Le Rdpc a donc érigé des écoles, construit des routes et hôpitaux et on ne le savait même pas ! A moins que, comme le suggère la mal-pensance, le parti de Paul Biya fait corps avec l’Exécutif du pays, élu par le peuple celui-là, mis en place pour la promotion de la paix et le développement avec l’argent du contribuable – toutes obédiences politiques confondues. Le réflexe du parti-Etat, paternaliste et suffisant, transparaît à toutes les lignes. Ne manquait plus que le nombre de stades construits pour les Coupes d’Afrique des nations (Can) de football 2016 (dames) et 2019 (messieurs). La longueur des tuyaux d’approvisionnement d’eau potable posée à travers le pays ou les mégawatts installés pour faire face aux délestages. Un parti bâtisseur et compatissant, quoi.
«Le Rdpc: 30 ans au service du Cameroun, et toujours plus loin dans la promotion de la paix, de l’unité, de la démocratie et du progrès» était le thème retenu pour les festivités de cette année, qui intervenaient dans un contexte de guerre contre les ténébreux de Boko Haram dans l’Extrême-Nord. On n’oublie pas. Tout comme on regrettera, surtout, que le Rdpc ait une fois encore oublié de se soumettre au regard critique qui permet de se corriger et d’avancer avec assurance. Lorsqu’on se convainc d’être grand, beau et fort, il y a en effet de fortes chances qu’on rate son examen d’humilité. Cette tendance à l’enflure a ainsi – et c’est bien dommage – empêché Jean Nkuete, en poste depuis le 9 décembre 2011, d’évoquer les sujets qui fâchent.
Atalaku
A commencer par les bureaux que son comité central réquisitionne d’autorité depuis trois décennies sur toute une aile du Palais des congrès de Yaoundé. Construire un siège ? «Il s’agit d’un problème que le parti entend résoudre dès que toutes les conditions seront réunies. Il ne saurait d’ailleurs en être autrement, car le parti qui dispose déjà d’un terrain pour ce projet et de plus en plus de militants, aura besoin de plus d’espaces pour son fonctionnement et l’encadrement de toutes ces militantes et militants qui lui font confiance.» Au quartier, on dira qu’il fait du baratin, de l’atalaku ; qu’il a «tapé la bouche».

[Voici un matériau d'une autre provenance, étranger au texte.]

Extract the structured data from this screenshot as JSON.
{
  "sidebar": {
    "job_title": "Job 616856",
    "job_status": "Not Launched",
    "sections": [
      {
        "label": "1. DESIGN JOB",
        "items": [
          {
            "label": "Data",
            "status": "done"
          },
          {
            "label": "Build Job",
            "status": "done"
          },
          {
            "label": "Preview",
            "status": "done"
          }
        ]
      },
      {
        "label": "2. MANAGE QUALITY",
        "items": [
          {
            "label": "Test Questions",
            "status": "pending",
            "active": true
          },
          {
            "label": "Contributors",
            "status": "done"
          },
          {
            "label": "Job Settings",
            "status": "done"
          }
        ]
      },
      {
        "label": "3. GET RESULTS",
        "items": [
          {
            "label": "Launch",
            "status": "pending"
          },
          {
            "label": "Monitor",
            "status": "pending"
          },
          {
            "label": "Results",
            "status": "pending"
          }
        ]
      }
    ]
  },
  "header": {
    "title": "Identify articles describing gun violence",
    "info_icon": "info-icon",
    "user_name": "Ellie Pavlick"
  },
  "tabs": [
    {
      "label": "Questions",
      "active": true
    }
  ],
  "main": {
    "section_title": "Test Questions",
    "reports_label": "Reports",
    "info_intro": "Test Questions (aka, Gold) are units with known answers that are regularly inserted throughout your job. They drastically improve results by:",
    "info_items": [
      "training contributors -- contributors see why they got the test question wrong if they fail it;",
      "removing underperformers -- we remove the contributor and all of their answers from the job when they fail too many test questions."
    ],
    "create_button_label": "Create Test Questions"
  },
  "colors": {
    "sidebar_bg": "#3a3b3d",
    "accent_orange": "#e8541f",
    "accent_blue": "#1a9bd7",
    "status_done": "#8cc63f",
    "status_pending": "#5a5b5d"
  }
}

Le Rdpc, apprend-on, a mis un point d’honneur à «son adaptation permanente à son temps». La preuve ? En 30 ans de «progrès», son régime a réussi à ramener le Cameroun de pays à revenus intermédiaires à pays pauvre très endetté. En «30 ans au service du Cameroun», il a conduit derrière les barreaux des dizaines de ses pontes pour crimes économiques et corruption. Et c’est encore le contribuable spolié qui finance leur entretien en prison. Jean Nkuete n’échappe pas lui-même à la furie prédatrice de quelques bons camarades qui lui veulent forcément du bien. Fin février dernier, il se fendait d’une lacrymale dénonçant «des individus se faisant passer pour des émissaires du Rdpc et munis de faux documents, sillonn[ant] depuis quelques temps le pays pour demander de l’aide, dans le but d’appuyer nos forces de défense actuellement engagées dans la lutte contre la secte islamiste Boko Haram».
En tant que formation ayant «largement amélioré son implantation territoriale et ses effectifs», le Rdpc devrait logiquement se targuer de disposer d’un trésor de guerre appréciable. Le secrétaire général de son comité central, dans son fastidieux étalage de lieux communs, n’a guère daigné se hasarder dans les états financiers du parti des flammes irradiantes. Circulez, y a rien à voir.